Venu à Ouagadougou dans le cadre des échanges bilatérales entre le "Pays des hommes intègres" et son ancienne métropole (France), Son Excellence Francis Blondet, ambassadeur de France au Burkina est en fin de mission. Lors de la remise de tricycles aux handicapés moteurs à sa résidence le 26 septembre 2006, nous lui avons posé quelques questions sur les relations entre la France et le Burkina Faso.

Excellence, vous venez d’annoncer à nos autorités politiques, votre départ prochain de notre pays. Pouvez-vous nous établir un bilan succint des relations bilatérales franco-burkinabè au cours de votre mission de trois ans ?

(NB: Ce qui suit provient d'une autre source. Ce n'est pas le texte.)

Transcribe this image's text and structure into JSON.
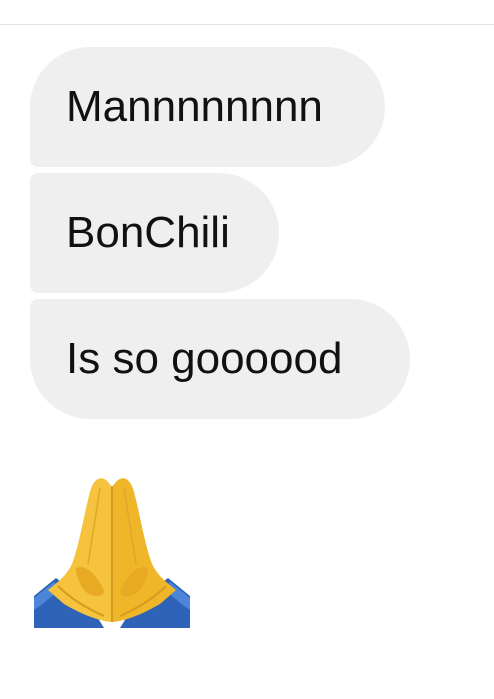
{
  "messages": [
    {
      "text": "Mannnnnnnn"
    },
    {
      "text": "BonChili"
    },
    {
      "text": "Is so goooood"
    }
  ],
  "emoji": {
    "icon": "folded-hands-icon"
  },
  "colors": {
    "bubble_bg": "#efefef",
    "text": "#111111",
    "divider": "#e4e4e6",
    "background": "#ffffff"
  }
}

• Je dirai d’abord que trois ans, ce n’est pas assez. Parce que pour des missions aussi vastes et variées que la mienne, il faudrait au moins quatre ou même cinq ans. C’est vrai que les fonctionnaires, les représentants des Etats et des chefs d’Etat doivent bouger, tourner. Je maîtrise bien sûr ce qu’on appelle le mouvement diplomatique. Le bilan, sur le plan des relations bilatérales, est qu’elles se sont considérablement rassérénées.

Je ne tiens aucun motif de gloire personnelle. Car je suis arrivé il y a trois ans, et au début il y avait une certaine incompréhension et même une certaine méfiance de part et d’autre. J’ai essayé de nouer le dialogue ici et en Côte d’Ivoire. Mais également sur d’autres terrains où on n’arrivait pas à se comprendre. Ce n’est pas que les crises ont disparu. Elles ont plutôt pris une autre forme. Et je crois qu’on a établi des parcelles de dialogue pour les étancher. C’est ce qui fait qu’aujourd’hui on se comprend et on a à peu près les mêmes objectifs.

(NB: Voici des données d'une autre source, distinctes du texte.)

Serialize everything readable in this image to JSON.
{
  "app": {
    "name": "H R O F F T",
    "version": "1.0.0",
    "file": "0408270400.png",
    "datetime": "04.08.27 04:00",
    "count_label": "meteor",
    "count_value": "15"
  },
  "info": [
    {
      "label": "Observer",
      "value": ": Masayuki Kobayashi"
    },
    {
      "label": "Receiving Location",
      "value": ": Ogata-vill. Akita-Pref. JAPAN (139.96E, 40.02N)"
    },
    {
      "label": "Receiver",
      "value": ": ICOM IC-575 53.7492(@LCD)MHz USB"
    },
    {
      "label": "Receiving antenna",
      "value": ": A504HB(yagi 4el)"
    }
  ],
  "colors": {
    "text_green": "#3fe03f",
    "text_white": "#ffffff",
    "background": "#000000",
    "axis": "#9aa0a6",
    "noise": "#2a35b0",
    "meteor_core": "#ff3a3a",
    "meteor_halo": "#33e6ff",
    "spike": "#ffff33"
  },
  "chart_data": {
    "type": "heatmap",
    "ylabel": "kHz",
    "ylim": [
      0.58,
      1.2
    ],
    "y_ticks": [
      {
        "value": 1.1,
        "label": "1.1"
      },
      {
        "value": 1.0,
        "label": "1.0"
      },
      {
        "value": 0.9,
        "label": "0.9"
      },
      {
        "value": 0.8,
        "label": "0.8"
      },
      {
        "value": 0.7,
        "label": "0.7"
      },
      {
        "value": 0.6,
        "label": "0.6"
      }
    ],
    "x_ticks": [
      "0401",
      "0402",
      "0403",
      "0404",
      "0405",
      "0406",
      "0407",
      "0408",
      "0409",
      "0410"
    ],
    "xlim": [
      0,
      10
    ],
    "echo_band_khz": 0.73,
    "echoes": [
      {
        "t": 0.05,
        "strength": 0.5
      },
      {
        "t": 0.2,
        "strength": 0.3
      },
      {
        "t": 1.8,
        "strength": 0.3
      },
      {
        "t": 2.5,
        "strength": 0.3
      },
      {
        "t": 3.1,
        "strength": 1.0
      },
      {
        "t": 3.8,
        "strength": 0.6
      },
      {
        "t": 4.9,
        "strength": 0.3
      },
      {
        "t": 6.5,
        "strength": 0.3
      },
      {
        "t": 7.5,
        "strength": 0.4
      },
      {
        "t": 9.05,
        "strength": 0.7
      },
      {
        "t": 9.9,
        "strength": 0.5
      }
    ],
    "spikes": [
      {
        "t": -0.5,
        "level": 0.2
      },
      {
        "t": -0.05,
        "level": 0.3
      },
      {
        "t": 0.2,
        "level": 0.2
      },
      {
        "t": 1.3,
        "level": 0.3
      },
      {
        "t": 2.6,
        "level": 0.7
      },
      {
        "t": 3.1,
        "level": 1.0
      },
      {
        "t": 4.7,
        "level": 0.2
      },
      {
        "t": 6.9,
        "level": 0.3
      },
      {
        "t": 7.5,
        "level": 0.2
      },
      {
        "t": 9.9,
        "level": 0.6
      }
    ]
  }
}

Pour les relations bilatérales, elles pourraient être un peu plus nourries d’échanges. Mais néanmoins vous le savez bien, elles sont très riches. Il y a de multiples échanges. Il faut se dire que nos deux pays se connaissent très bien.

Excellence, quelle idée générale avez-vous eu du développement du Burkina Faso ?

• Votre pays, le Burkina Faso évolue lentement mais favorablement. Car les 50 millions d’euros que nous consacrons chaque année au développement de ce pays, doivent se traduire d’une façon ou d’une autre. En effet, il existe des domaines qui valent mieux que d’autres.

C’est normal parce que tout ne peut pas aller du coup. Dans l’ensemble, le Burkina Faso est un bon partenaire et on peut compter sur l’avenir. Une chose prévisible et rassurante et nous laisse penser que l’avenir sera plutôt bon pour le Burkina. Mais pour le moment, il y a des secteurs comme je le disais tantôt, qui n’avancent pas et même qui réculent.

Sur le plan judiciaire par exemple, et je crois que beaucoup seront d’avis avec moi, le Burkina Faso est en retard dans ces dernières années sous l’effet peut-être d’une gestion corporative (du corps des juges, des magistrats...). Peut-être aussi, parce que la volonté politique a manqué. On peut ainsi se justifier.

Mais il faut se dire qu’un pays où la croissance est prioritaire, lorsqu’il faut d’abord manger, s’habiller, se loger... on a comme l’impression que la justice est un luxe qui viendra plus tard. Je ne suis pas du tout de cet avis. Je pense comme beaucoup d’autres que c’est donc une justice qu’il faut construire dès à présent.

L’éducation est la pierre d’assise du développement de toute nation. Quelles sont les contributions que vous avez apportées dans ce domaine ? Et quels sont les projets en cours ?

• Je parlais tout de suite des tares de la justice. Mais le sentiment prioritaire dans la gestion d’une communauté de 13 millions d’habitants dont on est responsable, c’est de développer l’éducation. Les priorités s’affinent quand la conscience du citoyen est accessible. Et la conscience du citoyen vient du niveau d’éducation qu’il a atteint...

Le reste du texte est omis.